Um precedente do próprio Supremo Tribunal Federal coloca sob questionamento parte da argumentação apresentada nesta terça-feira (1º) pelo procurador-geral da República, Paulo Gonet, na Petição 16.662, relatada pelo ministro André Mendonça. Em manifestação encaminhada ao STF, Gonet defendeu a nulidade da investigação e sustentou, entre outros pontos, que, diante de referências ao ministro Alexandre de Moraes, Mendonça deveria ter levado a questão ao presidente da Corte para que o Plenário avaliasse se a apuração poderia prosseguir.

O confronto com a jurisprudência do Supremo aparece de forma expressa na ADI 7.496. No julgamento, o Plenário registrou que o artigo 21, inciso XV, do Regimento Interno do STF atribui ao relator competência para determinar a instauração de inquérito. Mais do que isso, o acórdão reproduziu entendimento anteriormente firmado na ADI 5.331 segundo o qual o prosseguimento da investigação não depende de autorização de órgão colegiado, sendo suficiente decisão do próprio relator. A informação consta da base oficial de jurisprudência constitucional do STF.
Nesse ponto específico, portanto, o documento do STF prova que existe precedente da própria Corte permitindo ao relator decidir sobre o prosseguimento de investigação sem necessidade de autorização prévia do colegiado. A conclusão contrasta diretamente com o trecho da manifestação de Gonet em que o procurador-geral sustenta que André Mendonça deveria ter submetido a questão ao presidente do STF para posterior avaliação do Plenário.
A manifestação da PGR vai além dessa discussão. Gonet argumenta que a ordem dirigida à Polícia Federal para investigar pessoas específicas teria sido dada sem pedido do Ministério Público e sem iniciativa da autoridade policial, o que, em sua interpretação, representaria violação ao sistema acusatório e extrapolação dos limites de atuação do magistrado durante a fase pré-processual. Com base nessa linha, o procurador-geral afirma que a ordem e os elementos obtidos a partir dela estariam sujeitos a nulidade e defende a extinção da Petição 16.662.

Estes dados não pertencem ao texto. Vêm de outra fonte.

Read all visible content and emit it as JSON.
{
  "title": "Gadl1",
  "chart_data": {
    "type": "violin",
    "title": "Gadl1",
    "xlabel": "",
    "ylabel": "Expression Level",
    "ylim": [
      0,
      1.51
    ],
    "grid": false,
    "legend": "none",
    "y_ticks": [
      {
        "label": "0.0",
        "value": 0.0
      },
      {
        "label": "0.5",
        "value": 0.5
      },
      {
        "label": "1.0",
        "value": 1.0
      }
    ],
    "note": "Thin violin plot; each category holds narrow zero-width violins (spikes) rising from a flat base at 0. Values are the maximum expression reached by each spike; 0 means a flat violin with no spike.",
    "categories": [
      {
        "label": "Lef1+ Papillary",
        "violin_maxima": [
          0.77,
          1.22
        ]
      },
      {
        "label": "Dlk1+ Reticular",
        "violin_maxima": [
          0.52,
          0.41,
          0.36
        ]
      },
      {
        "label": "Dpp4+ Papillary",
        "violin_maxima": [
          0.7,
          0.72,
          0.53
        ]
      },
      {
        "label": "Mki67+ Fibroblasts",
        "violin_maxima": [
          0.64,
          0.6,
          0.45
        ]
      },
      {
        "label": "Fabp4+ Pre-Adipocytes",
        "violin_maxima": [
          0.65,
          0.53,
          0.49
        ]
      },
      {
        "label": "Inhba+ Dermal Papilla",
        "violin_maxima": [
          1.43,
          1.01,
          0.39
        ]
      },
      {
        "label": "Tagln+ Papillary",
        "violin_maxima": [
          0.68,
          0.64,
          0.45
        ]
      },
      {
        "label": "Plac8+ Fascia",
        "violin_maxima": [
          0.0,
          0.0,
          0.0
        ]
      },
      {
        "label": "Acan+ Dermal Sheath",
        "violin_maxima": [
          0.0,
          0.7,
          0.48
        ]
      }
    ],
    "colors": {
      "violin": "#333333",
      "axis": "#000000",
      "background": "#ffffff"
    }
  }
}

Essa segunda questão exige uma distinção jurídica importante. O precedente da ADI 7.496 comprova a competência do relator e afasta, em regra, a necessidade de autorização colegiada para o prosseguimento da investigação, mas não resolve automaticamente a controvérsia sobre a abertura inteiramente de ofício de uma nova investigação criminal. O próprio artigo 21, XV, do Regimento Interno é utilizado pelo STF em decisões de instauração de inquéritos, inclusive em casos recentes, normalmente em contexto de provocação ou manifestação das autoridades legitimadas.
Outro ponto relevante está na natureza das providências determinadas por Mendonça. Conforme a própria manifestação de Gonet reproduz, a Polícia Federal trabalhou com dados e elementos já existentes no acervo probatório da Operação Compliance Zero e buscou individualizar interlocutores, destinatários e vínculos encontrados nas comunicações analisadas. A discussão jurídica, portanto, deverá definir se houve a abertura autônoma de uma investigação por iniciativa exclusiva do magistrado ou o aprofundamento de elementos surgidos dentro de uma apuração policial preexistente.
A posição de Gonet também sustenta que, por envolver outro integrante do Supremo, caberia uma atuação específica do Plenário. Entretanto, a redação utilizada pelo STF na ADI 7.496 é objetiva ao afirmar que seu Regimento Interno não exige que o prosseguimento da investigação seja autorizado por órgão colegiado, bastando que o relator delibere sobre a questão. Esse precedente não determina sozinho o desfecho da PET 16.662, mas fornece fundamento jurídico concreto para contestar essa parcela da tese apresentada pela Procuradoria-Geral da República.
Caberá agora ao ministro André Mendonça analisar a manifestação da PGR e decidir os próximos passos do procedimento. Até que haja decisão judicial, a alegação de nulidade apresentada por Gonet permanece como posição jurídica da Procuradoria-Geral da República, e não como nulidade já reconhecida pelo Supremo.